The idea came from the Window Farms kickstarter so kudos to those folks. Even though the project is discontinued, it gave me inspiration for the hydroponic loop. The plants are nested in each bottle and are of a herb type, compatible both with the ambiental conditions as well as with each other. There are various attempts online at controlling similar systems via computers. Mine is no different. The systems are known as Grow Boxes and there are most likely communities around them.

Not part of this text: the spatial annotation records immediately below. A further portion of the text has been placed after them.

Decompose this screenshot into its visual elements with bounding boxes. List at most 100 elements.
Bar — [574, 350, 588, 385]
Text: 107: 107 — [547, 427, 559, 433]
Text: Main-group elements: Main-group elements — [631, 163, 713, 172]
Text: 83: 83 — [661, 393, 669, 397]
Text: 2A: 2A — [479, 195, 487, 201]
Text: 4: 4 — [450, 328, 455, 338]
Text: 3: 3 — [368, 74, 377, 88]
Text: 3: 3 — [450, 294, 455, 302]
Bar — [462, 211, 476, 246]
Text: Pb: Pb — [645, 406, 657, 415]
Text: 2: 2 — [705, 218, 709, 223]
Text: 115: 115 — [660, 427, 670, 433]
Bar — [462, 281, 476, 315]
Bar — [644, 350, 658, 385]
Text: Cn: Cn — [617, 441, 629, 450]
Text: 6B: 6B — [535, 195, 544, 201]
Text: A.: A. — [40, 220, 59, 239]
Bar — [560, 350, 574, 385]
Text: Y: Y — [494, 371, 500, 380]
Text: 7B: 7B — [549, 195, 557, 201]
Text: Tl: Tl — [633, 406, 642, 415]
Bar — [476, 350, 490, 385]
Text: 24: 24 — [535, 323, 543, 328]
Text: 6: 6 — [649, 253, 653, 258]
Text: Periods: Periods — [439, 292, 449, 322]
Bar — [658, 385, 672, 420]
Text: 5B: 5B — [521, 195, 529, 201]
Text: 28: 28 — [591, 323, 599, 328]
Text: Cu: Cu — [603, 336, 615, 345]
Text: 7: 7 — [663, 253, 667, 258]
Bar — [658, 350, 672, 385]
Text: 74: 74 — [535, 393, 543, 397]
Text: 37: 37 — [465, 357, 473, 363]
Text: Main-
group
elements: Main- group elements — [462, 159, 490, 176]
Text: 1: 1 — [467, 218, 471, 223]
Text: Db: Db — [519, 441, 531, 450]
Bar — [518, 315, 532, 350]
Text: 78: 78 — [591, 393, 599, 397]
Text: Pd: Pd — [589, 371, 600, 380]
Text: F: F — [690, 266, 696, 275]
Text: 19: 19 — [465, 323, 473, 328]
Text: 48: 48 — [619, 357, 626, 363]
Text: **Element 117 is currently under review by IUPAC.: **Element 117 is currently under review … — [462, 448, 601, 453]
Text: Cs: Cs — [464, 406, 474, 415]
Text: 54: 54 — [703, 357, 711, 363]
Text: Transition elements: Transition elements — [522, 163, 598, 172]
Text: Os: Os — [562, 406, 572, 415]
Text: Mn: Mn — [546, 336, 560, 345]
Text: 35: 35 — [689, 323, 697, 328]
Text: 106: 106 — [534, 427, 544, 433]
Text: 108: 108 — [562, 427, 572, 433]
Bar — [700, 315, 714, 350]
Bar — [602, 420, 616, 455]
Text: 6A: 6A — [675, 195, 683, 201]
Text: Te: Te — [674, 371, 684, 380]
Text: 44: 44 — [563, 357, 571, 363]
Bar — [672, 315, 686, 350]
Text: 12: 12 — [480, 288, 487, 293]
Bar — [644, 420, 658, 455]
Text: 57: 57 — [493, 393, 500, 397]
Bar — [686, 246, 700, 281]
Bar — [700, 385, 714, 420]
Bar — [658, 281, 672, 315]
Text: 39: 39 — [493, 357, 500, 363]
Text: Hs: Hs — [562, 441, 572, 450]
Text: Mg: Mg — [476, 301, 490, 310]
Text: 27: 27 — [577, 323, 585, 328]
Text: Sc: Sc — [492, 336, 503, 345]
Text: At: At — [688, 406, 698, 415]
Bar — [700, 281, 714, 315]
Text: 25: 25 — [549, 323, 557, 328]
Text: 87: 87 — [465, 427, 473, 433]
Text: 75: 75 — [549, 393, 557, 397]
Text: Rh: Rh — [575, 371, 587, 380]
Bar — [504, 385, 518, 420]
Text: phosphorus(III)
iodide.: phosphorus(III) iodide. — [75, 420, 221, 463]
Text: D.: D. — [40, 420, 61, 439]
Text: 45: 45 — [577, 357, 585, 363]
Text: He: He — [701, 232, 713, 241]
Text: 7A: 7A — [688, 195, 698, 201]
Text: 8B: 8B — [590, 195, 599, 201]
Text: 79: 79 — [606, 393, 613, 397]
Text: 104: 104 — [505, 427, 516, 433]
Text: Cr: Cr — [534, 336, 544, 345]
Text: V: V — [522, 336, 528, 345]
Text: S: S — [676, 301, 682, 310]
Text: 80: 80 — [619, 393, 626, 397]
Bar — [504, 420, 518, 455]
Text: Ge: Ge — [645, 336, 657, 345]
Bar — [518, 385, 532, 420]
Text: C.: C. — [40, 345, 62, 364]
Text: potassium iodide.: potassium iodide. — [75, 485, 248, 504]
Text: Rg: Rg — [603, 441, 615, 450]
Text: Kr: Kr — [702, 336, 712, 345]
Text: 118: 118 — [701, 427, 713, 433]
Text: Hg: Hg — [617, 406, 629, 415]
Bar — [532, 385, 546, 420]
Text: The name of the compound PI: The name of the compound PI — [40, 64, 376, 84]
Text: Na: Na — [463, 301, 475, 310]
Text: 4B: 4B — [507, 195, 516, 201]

The lower tank has an inlet for the solution that is made from water and a fertilizer concentrate bought in store. It needs to be changed weekly or when it evaporates. Once things are set up, the system runs the loop by pumping the solution from the lower tank controlled by the relay and turned on by the sensor, then letting the gravity take care of the rest by dripping the solution from the upper tank all the way through the pillars to the lower tank. The whole cycle is repeated ad nauseam. The lights turn on in the low light conditions.